Возникал удивительный образ страны - все про себя понимающей, но боящейся хоть что-то сделать; чудовищно многословной, дезориентированной, забывшей простейшие правила, основывающей свою жизнь лишь на самых древних и примитивных связях - родственных, земляческих… Зрелище всего этого гниения и распада под коркой глянцевой стабильности было, конечно, не для слабонервных: без памперса не взглянешь. При этом ресурс труда, таланта, доброты, самоотречения и терпения был у этой страны огромен, но чтобы он хоть как-то проявился - с ней надо было работать, заниматься ею, черт меня побери совсем, предлагать ей что-нибудь реальное, кроме заклинаний… хотя бы давать возможность выговориться иногда… Школьник сроду не научится любить литературу, если не читать ему вслух; ни рисовать, ни музицировать не выучишься без опытного терпеливого наставника, а вы хотите, чтобы люди самоуправлялись - элементарно не зная своих прав! Впрочем, именно в их самоуправлении никто и не заинтересован; чем потерянней, тем лучше.

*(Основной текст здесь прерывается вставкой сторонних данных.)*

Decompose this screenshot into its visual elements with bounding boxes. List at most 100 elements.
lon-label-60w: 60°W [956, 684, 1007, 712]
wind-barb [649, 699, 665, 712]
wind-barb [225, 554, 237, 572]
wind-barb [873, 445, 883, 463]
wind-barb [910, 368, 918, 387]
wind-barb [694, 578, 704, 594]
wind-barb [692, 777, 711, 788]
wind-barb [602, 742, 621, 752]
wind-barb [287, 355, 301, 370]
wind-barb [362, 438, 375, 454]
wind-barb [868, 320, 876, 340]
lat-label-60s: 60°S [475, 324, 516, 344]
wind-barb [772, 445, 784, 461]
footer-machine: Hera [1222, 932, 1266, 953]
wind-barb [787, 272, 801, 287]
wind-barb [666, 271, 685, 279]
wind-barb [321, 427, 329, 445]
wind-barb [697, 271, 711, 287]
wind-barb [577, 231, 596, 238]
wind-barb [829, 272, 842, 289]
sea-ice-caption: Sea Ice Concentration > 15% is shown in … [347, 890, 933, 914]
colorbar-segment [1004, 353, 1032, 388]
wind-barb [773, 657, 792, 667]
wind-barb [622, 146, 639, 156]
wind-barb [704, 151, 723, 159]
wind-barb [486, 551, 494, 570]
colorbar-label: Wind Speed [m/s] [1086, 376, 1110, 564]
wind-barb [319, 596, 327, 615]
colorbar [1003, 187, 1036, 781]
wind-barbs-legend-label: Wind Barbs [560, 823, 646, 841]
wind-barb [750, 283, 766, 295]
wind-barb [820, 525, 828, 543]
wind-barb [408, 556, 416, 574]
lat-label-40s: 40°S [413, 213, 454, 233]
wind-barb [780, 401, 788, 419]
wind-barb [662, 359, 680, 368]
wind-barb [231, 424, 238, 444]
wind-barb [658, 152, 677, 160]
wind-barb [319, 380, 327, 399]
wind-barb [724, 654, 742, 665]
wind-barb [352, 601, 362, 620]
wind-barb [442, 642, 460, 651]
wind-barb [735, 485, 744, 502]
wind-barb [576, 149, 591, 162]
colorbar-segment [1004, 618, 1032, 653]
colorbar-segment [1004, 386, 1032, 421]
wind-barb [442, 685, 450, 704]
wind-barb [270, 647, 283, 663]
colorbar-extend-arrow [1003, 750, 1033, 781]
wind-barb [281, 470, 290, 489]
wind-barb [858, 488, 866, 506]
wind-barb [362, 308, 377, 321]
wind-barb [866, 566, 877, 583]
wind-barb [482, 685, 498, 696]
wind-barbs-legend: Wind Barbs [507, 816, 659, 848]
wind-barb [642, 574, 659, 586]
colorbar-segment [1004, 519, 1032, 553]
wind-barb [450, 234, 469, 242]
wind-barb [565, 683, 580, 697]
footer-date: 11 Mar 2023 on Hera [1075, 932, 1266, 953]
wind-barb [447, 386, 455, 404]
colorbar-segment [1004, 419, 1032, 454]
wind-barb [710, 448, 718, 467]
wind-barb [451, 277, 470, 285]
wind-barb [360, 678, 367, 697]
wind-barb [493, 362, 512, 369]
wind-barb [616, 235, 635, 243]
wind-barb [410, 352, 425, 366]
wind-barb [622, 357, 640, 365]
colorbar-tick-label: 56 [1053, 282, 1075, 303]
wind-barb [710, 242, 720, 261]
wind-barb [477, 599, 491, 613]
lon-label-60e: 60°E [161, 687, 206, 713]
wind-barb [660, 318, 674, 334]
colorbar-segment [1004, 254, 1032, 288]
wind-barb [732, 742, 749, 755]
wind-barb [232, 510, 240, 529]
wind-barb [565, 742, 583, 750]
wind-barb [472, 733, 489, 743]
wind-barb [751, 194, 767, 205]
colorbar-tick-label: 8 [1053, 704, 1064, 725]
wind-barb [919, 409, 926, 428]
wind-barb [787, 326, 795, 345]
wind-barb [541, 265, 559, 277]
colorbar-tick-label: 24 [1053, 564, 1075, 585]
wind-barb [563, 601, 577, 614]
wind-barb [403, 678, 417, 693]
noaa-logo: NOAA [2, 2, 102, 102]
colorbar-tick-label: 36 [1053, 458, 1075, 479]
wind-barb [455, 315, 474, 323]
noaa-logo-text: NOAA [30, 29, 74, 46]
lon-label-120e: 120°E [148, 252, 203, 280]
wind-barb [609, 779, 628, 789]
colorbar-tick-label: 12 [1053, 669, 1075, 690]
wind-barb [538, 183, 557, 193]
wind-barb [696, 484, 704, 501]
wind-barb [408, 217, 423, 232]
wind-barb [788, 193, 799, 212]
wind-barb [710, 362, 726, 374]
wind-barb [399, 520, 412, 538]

Мне, собственно, не жаль ведущих «Времечка» - все они люди трудоустроенные; мне жаль его гостей, ту публику, которая рассаживалась на креслах в студии. Это были более или менее постоянные зрители, наш клуб; они менялись, конечно, и мы следили, чтобы они не повторялись слишком часто. Помню деда богатырского вида, с красной лысиной, с пятью рядами орденских планок; с ним часто приходила кроткая, неслышная жена, умудрявшаяся его утишить, когда он распалялся. Помню мать лет сорока с девочкой лет пятнадцати, которая все время с нами фотографировалась и мечтала стать фотомоделью: мать была худая, изможденная, а девочка, напротив, толстая и очень от этого страдала. Помню выдающегося в смысле ораторских способностей авторемонтника: этот формулировал внятно, ярко, точно - хоть сейчас в парламент, а работал слесарем, и вырваться на программу мог только по пятницам. Да Господи, мало ли их было за эти годы! - и все они крепко дружили и долго стояли после программы, не расходясь, разговаривая обо всем на свете. Куда они сейчас делись - вот чего не пойму; не могу себе представить, что смотрят программу «Максимум».